И грек как бы в доказательство извлёк из шубы серебряный предмет с цифирью и стрелками. Кудыка аж крякнул от зависти. Вот ведь делать наловчились – в руке умещается…
Хотел было спросить, как же это так получается, что солнце на всех одно, а восходит по-разному, но тут из чердака на корме ступил на палубу огромный белоглазый варяг с важным неподвижным лицом закоренелого самородного дурака. Этот был в подбитом мехом плаще поверх заиндевевших доспехов.
– Глюпый нарот, – надменно глядя на Кудыку, молвил он и отвернул ряшку.
– А кому это вы такое везёте? – поспешил тот заговорить о чём-нибудь другом.
На носу прихваченная верёвками громоздилась часть какой-то сложной, видать, махины[21]. Разглядеть её поподробнее Кудыка так и не успел.
– Князю васэму, Долбосвяту, – любезно известил грек.
– Я те дам Долбосвята! – осерчал древорез. – Столпосвяту, а не Долбосвяту!
Но тут пристань кончилась.

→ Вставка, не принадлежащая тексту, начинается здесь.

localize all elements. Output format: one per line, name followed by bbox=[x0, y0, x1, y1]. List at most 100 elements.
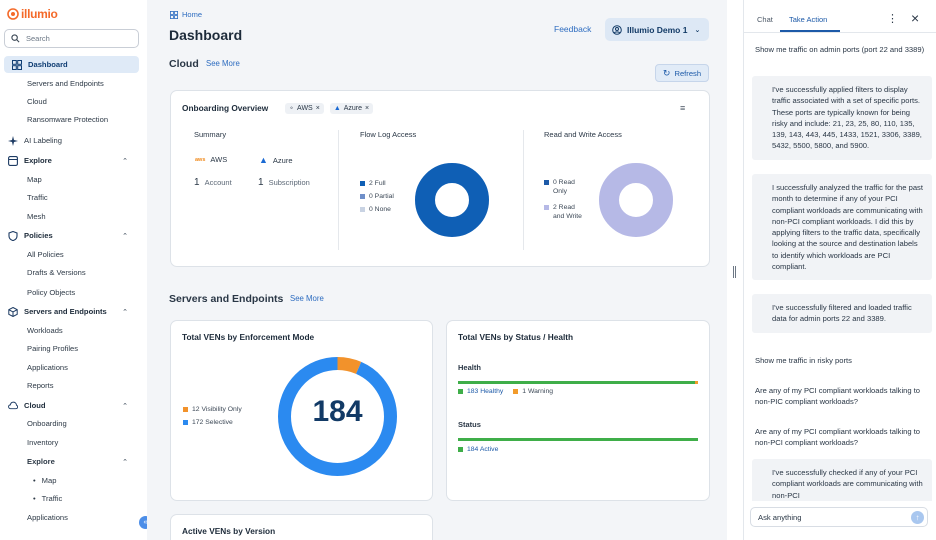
sidebar-item-applications[interactable]: Applications bbox=[0, 359, 140, 376]
sidebar-item-workloads[interactable]: Workloads bbox=[0, 322, 140, 339]
sidebar-item-label: Policy Objects bbox=[27, 288, 76, 297]
sidebar-item-reports[interactable]: Reports bbox=[0, 377, 140, 394]
legend-swatch bbox=[544, 205, 549, 210]
donut-slice-selective[interactable] bbox=[278, 357, 397, 476]
legend-swatch bbox=[183, 420, 188, 425]
sidebar-item-onboarding[interactable]: Onboarding bbox=[0, 415, 140, 432]
dashboard-icon bbox=[12, 59, 22, 70]
provider-name: Azure bbox=[272, 155, 293, 165]
message-text: I successfully analyzed the traffic for … bbox=[772, 183, 923, 272]
close-icon[interactable]: × bbox=[315, 105, 320, 112]
sidebar-item-traffic[interactable]: Traffic bbox=[0, 189, 140, 206]
breadcrumb-home[interactable]: Home bbox=[182, 10, 203, 19]
search-placeholder: Search bbox=[26, 34, 50, 43]
count-value: 1 bbox=[258, 177, 264, 188]
search-input[interactable]: Search bbox=[4, 29, 139, 48]
breadcrumb[interactable]: Home bbox=[170, 10, 202, 19]
sidebar-item-ransomware[interactable]: Ransomware Protection bbox=[0, 111, 140, 128]
donut-slice-full[interactable] bbox=[415, 163, 489, 237]
sidebar-item-label: Ransomware Protection bbox=[27, 115, 109, 124]
sidebar-item-label: Cloud bbox=[24, 401, 46, 410]
sidebar-item-cloud-group[interactable]: Cloud ⌃ bbox=[0, 397, 140, 414]
count-value: 1 bbox=[194, 177, 200, 188]
bullet-icon: • bbox=[33, 476, 36, 485]
sidebar-item-cloud-explore[interactable]: Explore ⌃ bbox=[0, 453, 140, 470]
legend-item: 1 Warning bbox=[513, 388, 553, 395]
sidebar-item-mesh[interactable]: Mesh bbox=[0, 208, 140, 225]
filter-icon[interactable]: ≡ bbox=[680, 103, 686, 113]
chat-message-user: Are any of my PCI compliant workloads ta… bbox=[755, 385, 931, 407]
ai-sparkle-icon bbox=[8, 135, 18, 146]
sidebar-item-label: Traffic bbox=[41, 494, 63, 503]
legend-item: 0 Partial bbox=[360, 193, 394, 200]
legend-label[interactable]: 183 Healthy bbox=[467, 388, 504, 395]
sidebar-item-servers-endpoints[interactable]: Servers and Endpoints bbox=[0, 75, 140, 92]
ask-input[interactable]: Ask anything ↑ bbox=[750, 507, 928, 527]
search-icon bbox=[11, 34, 20, 43]
tab-divider bbox=[744, 32, 936, 33]
sidebar-item-cloud-map[interactable]: • Map bbox=[0, 472, 140, 489]
sidebar-item-all-policies[interactable]: All Policies bbox=[0, 246, 140, 263]
legend-swatch bbox=[360, 181, 365, 186]
close-icon[interactable]: × bbox=[911, 10, 920, 26]
sidebar-item-label: Applications bbox=[27, 363, 68, 372]
sidebar-item-ai-labeling[interactable]: AI Labeling bbox=[0, 132, 140, 149]
sidebar-item-policies[interactable]: Policies ⌃ bbox=[0, 227, 140, 244]
chip-label: AWS bbox=[297, 105, 313, 112]
sidebar-item-cloud-traffic[interactable]: • Traffic bbox=[0, 490, 140, 507]
total-vens-value: 184 bbox=[312, 395, 363, 428]
org-switcher-button[interactable]: Illumio Demo 1 ⌄ bbox=[605, 18, 709, 41]
sidebar-item-explore[interactable]: Explore ⌃ bbox=[0, 152, 140, 169]
active-vens-version-card: Active VENs by Version bbox=[170, 514, 433, 540]
shield-icon bbox=[8, 230, 18, 241]
more-vertical-icon[interactable]: ⋮ bbox=[887, 13, 898, 25]
feedback-link[interactable]: Feedback bbox=[554, 24, 592, 34]
donut-slice-read-and-write[interactable] bbox=[599, 163, 673, 237]
active-tab-indicator bbox=[780, 30, 840, 32]
sidebar-item-label: Map bbox=[41, 476, 57, 485]
sidebar-item-map[interactable]: Map bbox=[0, 171, 140, 188]
chip-azure[interactable]: ▲ Azure × bbox=[329, 103, 374, 114]
flow-log-legend: 2 Full 0 Partial 0 None bbox=[360, 180, 394, 213]
cloud-see-more-link[interactable]: See More bbox=[206, 59, 240, 68]
panel-resize-handle[interactable] bbox=[733, 266, 737, 278]
sidebar-item-label: Onboarding bbox=[27, 419, 67, 428]
sidebar-item-policy-objects[interactable]: Policy Objects bbox=[0, 284, 140, 301]
close-icon[interactable]: × bbox=[365, 105, 370, 112]
health-bar bbox=[458, 381, 698, 384]
page-title: Dashboard bbox=[169, 27, 243, 43]
bullet-icon: • bbox=[33, 494, 36, 503]
aws-icon: aws bbox=[195, 156, 206, 163]
legend-label[interactable]: 184 Active bbox=[467, 446, 499, 453]
tab-take-action[interactable]: Take Action bbox=[789, 15, 828, 24]
onboarding-title: Onboarding Overview bbox=[182, 103, 269, 113]
sidebar-item-dashboard[interactable]: Dashboard bbox=[4, 56, 139, 73]
sidebar-item-label: Reports bbox=[27, 381, 54, 390]
servers-see-more-link[interactable]: See More bbox=[290, 294, 324, 303]
legend-label: 2 Read and Write bbox=[553, 204, 582, 220]
sidebar-item-drafts[interactable]: Drafts & Versions bbox=[0, 264, 140, 281]
sidebar-item-pairing-profiles[interactable]: Pairing Profiles bbox=[0, 340, 140, 357]
sidebar-item-cloud[interactable]: Cloud bbox=[0, 93, 140, 110]
sidebar-item-label: Workloads bbox=[27, 326, 63, 335]
sidebar-item-inventory[interactable]: Inventory bbox=[0, 434, 140, 451]
message-text: I've successfully checked if any of your… bbox=[772, 468, 923, 500]
sidebar-item-label: Dashboard bbox=[28, 60, 68, 69]
tab-chat[interactable]: Chat bbox=[757, 15, 773, 24]
refresh-button[interactable]: ↻ Refresh bbox=[655, 64, 709, 82]
chip-aws[interactable]: ⚬ AWS × bbox=[285, 103, 324, 114]
ask-input-value: Ask anything bbox=[758, 512, 802, 522]
count-unit: Account bbox=[204, 178, 232, 187]
legend-label: 2 Full bbox=[369, 180, 386, 187]
count-unit: Subscription bbox=[268, 178, 310, 187]
chat-message-bot: I successfully analyzed the traffic for … bbox=[752, 174, 932, 281]
legend-item: 184 Active bbox=[458, 446, 498, 453]
legend-label[interactable]: 1 Warning bbox=[522, 388, 554, 395]
bar-segment-healthy bbox=[458, 381, 696, 384]
onboarding-overview-card: Onboarding Overview ⚬ AWS × ▲ Azure × ≡ … bbox=[170, 90, 710, 267]
send-arrow-icon[interactable]: ↑ bbox=[911, 511, 924, 524]
status-bar bbox=[458, 438, 698, 441]
sidebar-item-servers-endpoints-group[interactable]: Servers and Endpoints ⌃ bbox=[0, 303, 140, 320]
illumio-logo[interactable]: illumio bbox=[7, 7, 58, 21]
sidebar-item-cloud-applications[interactable]: Applications bbox=[0, 509, 140, 526]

Кудыка недовольно посмотрел на удаляющуюся высокую корму и, сердито ворча, пошёл обратно.
До кружала уже было рукой подать, когда из проулка, где белыми медведями[22] лежали огромные сугробы, навстречу Кудыке, тоже опираясь на кол, выбрался синеглазый красавец Докука. Полушубок, несмотря на мороз, как всегда, распахнут на широкой груди, русая бородка задорно приподнята.
– Гляди-ка, жив! – подивился Кудыка, мигом перестав ворчать. – А я уж думал, поймали тебя вчера… Ты не в кружало?
– В кружало, – с достоинством сказал Докука и, оглянувшись, озабоченно понизил голос. – А кто ловил-то?
– Да все кому не лень!
Оба двинулись в одну сторону, еле умещаясь вдвоём на узко протоптанной тропке. Кудыку разбирало любопытство.
– Как же ты их обморочил-то?
– А я дома не ночевал, – беспечно ответил Докука.
– Где ж ты был?
Красавец ухмыльнулся:
– Так тебе всё и скажи…
– Да-а… – с некоторой завистью протянул Кудыка. – Верно говорят: в чужую жену бес ложку мёда кладёт… Но кабы не суматоха вчерашняя, ох, брат, туго бы тебе пришлось…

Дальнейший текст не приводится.